The government is planning to liberalise the terms and conditions for the sale of state-owned carrier Air India. The changes would allow a potential buyer to go for a stake sale of the airline immediately after acquiring it. The revised norms would also enable merger or reverse merger of Air India with any existing business of the buyer.
At least 95 per cent stake of Air India will be up for sale while retaining 5 per cent for the employee stock option (ESOP).
This is the first time the government will relax rules for strategic disinvestment, meant to prevent asset stripping. The rules were framed to safeguard the government following the disinvestment of Centaur Hotel, Mumbai, where the Comptroller and Auditor General (CAG) had pointed out irregularities in the sale process.
The relaxation of the rules was proposed by transaction advisor EY as multiple entities during the last sale process in 2017 had objected, saying it restricted the bidder from raising capital from the market and developing synergy with existing business.
According to senior government officials involved in the sale process, there will be no restriction on change in shareholding by the selected bidder. Even in case the bidder is a consortium of multiple entities, it would be allowed to do a share sale. This will allow the new owner to raise capital by way of share sale.
Last time, government had made it mandatory for a selected bidder to lock in its entire shareholding in Air India for a period of three years. Such restrictions on change in shareholding were also applicable when a particular investment was through a special purpose vehicle.
“Any entity which is willing to buy and turn around Air India’s operations will have to do a significant capital infusion immediately. Raising debt will not be easy as Air India is a loss-making company.
Hence, the company should be allowed to offload shares and raise capital for this purpose,” a senior government official involved in the sale process said.
The bidders will also be allowed to do sale and leaseback transaction of Air India’s aircraft to raise capital.
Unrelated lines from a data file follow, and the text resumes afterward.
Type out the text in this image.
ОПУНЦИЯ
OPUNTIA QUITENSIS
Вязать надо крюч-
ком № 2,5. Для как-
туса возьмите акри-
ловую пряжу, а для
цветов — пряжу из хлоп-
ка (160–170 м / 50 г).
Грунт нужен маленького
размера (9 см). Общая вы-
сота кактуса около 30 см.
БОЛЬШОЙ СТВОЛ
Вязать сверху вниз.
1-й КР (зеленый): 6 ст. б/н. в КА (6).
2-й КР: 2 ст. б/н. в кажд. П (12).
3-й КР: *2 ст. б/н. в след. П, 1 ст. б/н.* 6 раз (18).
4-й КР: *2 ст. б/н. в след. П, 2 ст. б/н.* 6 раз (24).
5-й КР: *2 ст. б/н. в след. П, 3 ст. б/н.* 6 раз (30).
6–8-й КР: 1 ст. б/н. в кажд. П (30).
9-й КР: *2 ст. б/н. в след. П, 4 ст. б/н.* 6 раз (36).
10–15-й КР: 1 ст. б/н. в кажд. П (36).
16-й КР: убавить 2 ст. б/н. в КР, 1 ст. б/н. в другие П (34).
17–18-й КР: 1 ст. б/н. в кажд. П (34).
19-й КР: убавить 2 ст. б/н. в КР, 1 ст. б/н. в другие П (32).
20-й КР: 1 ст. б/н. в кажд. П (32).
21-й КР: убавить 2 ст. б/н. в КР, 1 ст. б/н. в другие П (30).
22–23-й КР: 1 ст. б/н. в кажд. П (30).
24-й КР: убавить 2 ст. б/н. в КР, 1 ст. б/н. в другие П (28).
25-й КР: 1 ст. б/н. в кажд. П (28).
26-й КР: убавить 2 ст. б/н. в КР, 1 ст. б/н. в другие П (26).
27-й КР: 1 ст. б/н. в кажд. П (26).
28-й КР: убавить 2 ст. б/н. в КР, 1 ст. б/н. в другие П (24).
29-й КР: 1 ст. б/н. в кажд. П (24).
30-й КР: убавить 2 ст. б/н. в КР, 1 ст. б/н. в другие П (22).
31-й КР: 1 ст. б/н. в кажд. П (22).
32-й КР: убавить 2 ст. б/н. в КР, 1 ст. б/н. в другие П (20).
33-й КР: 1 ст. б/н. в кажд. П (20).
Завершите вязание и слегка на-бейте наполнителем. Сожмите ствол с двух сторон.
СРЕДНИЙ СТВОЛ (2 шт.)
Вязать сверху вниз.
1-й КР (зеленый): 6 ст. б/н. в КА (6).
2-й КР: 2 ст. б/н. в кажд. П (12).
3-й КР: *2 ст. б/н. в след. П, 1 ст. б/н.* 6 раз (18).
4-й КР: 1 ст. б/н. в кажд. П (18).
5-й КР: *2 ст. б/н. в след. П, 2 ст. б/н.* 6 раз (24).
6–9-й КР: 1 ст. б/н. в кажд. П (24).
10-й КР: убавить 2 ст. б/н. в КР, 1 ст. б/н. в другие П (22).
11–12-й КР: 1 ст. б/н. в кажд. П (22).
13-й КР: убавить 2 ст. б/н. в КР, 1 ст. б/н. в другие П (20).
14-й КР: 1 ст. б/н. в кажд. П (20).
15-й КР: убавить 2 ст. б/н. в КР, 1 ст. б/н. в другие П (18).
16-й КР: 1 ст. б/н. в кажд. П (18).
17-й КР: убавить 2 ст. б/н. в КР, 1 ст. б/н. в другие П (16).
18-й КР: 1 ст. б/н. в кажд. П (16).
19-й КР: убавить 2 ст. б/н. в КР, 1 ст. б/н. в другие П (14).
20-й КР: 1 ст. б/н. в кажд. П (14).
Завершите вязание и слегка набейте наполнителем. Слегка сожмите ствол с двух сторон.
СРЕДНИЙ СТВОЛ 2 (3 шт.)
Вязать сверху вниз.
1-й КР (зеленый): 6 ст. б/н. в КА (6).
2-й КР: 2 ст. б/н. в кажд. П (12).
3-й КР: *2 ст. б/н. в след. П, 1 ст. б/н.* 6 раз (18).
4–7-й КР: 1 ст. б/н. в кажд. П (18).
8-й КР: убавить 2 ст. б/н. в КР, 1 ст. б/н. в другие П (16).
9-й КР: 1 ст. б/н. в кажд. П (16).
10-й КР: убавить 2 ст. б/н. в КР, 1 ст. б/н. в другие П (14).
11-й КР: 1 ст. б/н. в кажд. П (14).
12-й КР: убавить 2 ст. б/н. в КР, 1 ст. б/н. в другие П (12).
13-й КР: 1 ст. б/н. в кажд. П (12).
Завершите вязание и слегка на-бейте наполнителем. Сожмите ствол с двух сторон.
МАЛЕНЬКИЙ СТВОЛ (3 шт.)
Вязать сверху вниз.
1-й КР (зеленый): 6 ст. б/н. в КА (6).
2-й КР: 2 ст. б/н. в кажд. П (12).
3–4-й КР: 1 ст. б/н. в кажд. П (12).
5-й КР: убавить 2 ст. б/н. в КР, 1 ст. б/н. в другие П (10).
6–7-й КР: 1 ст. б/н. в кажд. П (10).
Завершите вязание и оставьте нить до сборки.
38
Out of 138 aircraft (69 Airbus and 69 Boeing) in Air India’s fleet, around 62 per cent are owned by the airline. With sale and leaseback transactions, the new owner will also be able to raise capital.
“A substantial amount of the existing debt will be passed on to the bidders. The annual interest outgo on this debt will come to around Rs 2,000 crore. Raising capital to run Air India’s operations will be significant for the new owner,” the official said.
A clause enabling bidders to merge and reverse merge Air India with their current business would help a potential suitor like Tata Sons, which has two airline companies- Vistara and Air Asia India. An entity can also use reverse merger to offset Air India’s losses for future tax benefits.
Earlier, it was made mandatory for a bidder to operate Air India at arm’s length from its other business till the time there was government shareholding in the company.
The government had put 76 per cent stake of Air India on sale in 2018 but it had failed to generate any interest from buyers. A no-show had forced the government to call off the sale. Prospective bidders had termed onerous conditions and 24 per cent government holding among the primary reasons for lack of interest.
“Since the government will not hold any significant stake in the airline this time, such restrictions are not required anymore. The new owner should be given full freedom on how to run the business,’’ a source in the know said.